Most recently, Chris Smith and John Pattison have been thinking through how the themes of the Slow Food Movement might shape a view of Slow Church, first through their blog and now in the publication of Slow Church: Cultivating Community in the Patient Way of Jesus. They survey the landscape of American Christianity and conclude:

“Many churches, particularly those driven by church growth models, come dangerously close to reducing Christian to a commodity that can be packaged, marketed and sold. Instead of cultivating a deep, holistic discipleship that touches every aspect of our lives, we’ve confined the life of faith to Sunday mornings, where it can be kept safe and predictable, or to a ‘personal relationship with Jesus Christ,’ which can be managed from the privacy of our own home. Following Jesus has been diminished to a privatized faith rather than a lifelong apprenticeship undertaken in the context of Christian community” (14).

Over and against this mode of church, Chris and John hope to begin a broad and possibly slow conversation, issuing “a call for intentionality, an awareness of our mutual interdependence with all people and all creation, and an attentiveness to the world around us and the work God is doing in our very own neighborhoods” (16). They long to savor a conversation around the dinner table on how the church can be a “way of being authentically connected as coproducers to a Story that is as big as the planet (bigger) and as intimate as our own backyards” (20).

As they begin this important conversation, they frame it around three courses: The first course is ethics, giving preference to quality, how we embody Christ in our terrior. The second course is ecology, framed by the fact that God is in the process of reconciling all of creation, which means how we do things as a church is just as important as what we do. The final course is economy, understanding that God’s economy is based on superabundance and never scarcity.

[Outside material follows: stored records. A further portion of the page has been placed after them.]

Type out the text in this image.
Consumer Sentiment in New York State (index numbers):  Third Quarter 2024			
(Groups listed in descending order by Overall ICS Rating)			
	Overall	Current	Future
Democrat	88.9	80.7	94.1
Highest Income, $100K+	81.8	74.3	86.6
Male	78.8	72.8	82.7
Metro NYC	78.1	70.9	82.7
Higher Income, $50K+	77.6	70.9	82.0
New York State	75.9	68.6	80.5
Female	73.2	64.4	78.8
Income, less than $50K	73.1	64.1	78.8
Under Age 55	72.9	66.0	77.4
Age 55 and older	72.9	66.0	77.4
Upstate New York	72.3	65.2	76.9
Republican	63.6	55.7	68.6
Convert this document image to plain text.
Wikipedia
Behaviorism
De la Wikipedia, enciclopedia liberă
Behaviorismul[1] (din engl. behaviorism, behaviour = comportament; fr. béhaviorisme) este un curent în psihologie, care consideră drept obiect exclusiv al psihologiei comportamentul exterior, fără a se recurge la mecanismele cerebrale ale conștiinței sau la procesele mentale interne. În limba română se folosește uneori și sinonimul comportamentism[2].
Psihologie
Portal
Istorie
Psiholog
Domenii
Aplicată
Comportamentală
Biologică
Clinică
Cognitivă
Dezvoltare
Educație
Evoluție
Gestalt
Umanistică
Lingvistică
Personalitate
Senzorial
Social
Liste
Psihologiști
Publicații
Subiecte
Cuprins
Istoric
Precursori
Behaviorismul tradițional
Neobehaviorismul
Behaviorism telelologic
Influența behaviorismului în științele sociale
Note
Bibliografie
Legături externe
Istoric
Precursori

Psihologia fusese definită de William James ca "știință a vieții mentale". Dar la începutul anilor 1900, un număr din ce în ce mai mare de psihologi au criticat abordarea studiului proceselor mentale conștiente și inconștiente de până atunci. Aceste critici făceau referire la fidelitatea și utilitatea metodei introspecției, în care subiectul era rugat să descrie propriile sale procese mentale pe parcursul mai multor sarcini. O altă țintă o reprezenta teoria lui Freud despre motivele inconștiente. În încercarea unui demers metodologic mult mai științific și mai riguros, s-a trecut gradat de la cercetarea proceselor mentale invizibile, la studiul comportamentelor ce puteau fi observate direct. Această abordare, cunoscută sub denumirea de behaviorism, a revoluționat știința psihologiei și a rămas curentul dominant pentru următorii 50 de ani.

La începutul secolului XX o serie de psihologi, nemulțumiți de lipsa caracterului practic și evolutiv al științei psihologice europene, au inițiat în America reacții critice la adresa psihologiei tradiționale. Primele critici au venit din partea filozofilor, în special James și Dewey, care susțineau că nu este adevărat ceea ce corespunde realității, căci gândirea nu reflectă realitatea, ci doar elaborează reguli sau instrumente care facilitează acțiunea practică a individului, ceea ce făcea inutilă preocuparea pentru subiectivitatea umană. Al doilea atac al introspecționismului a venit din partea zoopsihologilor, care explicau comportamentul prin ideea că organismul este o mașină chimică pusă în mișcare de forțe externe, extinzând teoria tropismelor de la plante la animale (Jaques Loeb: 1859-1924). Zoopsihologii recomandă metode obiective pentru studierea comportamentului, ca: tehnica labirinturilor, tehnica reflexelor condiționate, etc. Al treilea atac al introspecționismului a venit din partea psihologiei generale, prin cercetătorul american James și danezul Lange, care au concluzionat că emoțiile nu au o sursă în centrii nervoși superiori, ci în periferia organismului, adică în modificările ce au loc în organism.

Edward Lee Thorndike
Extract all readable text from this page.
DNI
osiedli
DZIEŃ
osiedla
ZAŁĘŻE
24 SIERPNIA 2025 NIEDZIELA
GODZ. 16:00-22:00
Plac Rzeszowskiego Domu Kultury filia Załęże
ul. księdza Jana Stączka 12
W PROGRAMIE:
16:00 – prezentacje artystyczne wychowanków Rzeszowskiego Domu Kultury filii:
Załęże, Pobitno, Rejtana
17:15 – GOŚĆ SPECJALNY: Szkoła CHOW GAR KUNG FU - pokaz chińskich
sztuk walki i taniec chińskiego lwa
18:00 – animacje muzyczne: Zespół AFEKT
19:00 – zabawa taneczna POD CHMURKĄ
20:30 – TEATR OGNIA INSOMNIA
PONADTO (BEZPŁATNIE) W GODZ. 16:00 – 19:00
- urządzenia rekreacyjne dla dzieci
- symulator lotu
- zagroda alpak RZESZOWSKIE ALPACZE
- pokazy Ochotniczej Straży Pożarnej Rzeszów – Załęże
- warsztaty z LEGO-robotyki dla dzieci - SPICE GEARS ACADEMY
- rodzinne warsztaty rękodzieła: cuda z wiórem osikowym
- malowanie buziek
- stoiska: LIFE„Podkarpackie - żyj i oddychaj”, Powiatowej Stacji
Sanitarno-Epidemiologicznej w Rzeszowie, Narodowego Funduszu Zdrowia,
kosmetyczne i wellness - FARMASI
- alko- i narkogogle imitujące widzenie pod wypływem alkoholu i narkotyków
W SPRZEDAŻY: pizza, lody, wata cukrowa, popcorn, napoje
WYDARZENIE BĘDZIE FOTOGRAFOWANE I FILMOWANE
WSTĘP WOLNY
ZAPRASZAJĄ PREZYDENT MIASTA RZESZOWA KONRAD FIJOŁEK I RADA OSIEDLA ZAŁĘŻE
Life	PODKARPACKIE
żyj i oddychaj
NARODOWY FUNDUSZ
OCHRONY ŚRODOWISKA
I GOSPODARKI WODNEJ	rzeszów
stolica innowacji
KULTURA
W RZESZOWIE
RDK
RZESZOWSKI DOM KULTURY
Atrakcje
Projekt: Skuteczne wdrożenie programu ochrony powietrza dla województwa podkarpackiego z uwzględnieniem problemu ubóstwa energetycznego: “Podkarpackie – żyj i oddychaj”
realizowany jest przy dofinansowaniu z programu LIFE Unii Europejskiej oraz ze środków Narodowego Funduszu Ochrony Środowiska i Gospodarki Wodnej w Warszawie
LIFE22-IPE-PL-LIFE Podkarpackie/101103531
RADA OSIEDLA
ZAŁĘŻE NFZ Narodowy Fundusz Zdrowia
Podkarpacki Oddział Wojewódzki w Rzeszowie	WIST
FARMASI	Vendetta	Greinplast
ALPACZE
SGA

Lest you think that their idea of Slow Church is simply a means to make church sound cool and hip to our culture, especially the middle and upper White Suburbia, enamored with all things local and slow, their vision of church is rooted in deep theological reflection. They reflect on such key themes as the drama of redemption, looking at how improve shapes our participation. Our God being a “remarkably patient yet radically immanent God” (24) is also foundational to Slow Church. They reflect deeply on humanity, not in some utopian way, but recognizing how deeply rebellious and sinful we all are, yet that we were created to move beyond this through the working of the Holy Spirit into deep rich fellowship and community. And finally, in everything they develop throughout the book, the authors continually remind us that the Christian life is first and foremost a deep joy in the resurrection life – “The primary work of Slow Church is not attracting people to our church buildings, but rather cultivating together the resurrection life of Christ, by deeply and selflessly loving our brothers and sisters, our neighbors and even our enemies” (33).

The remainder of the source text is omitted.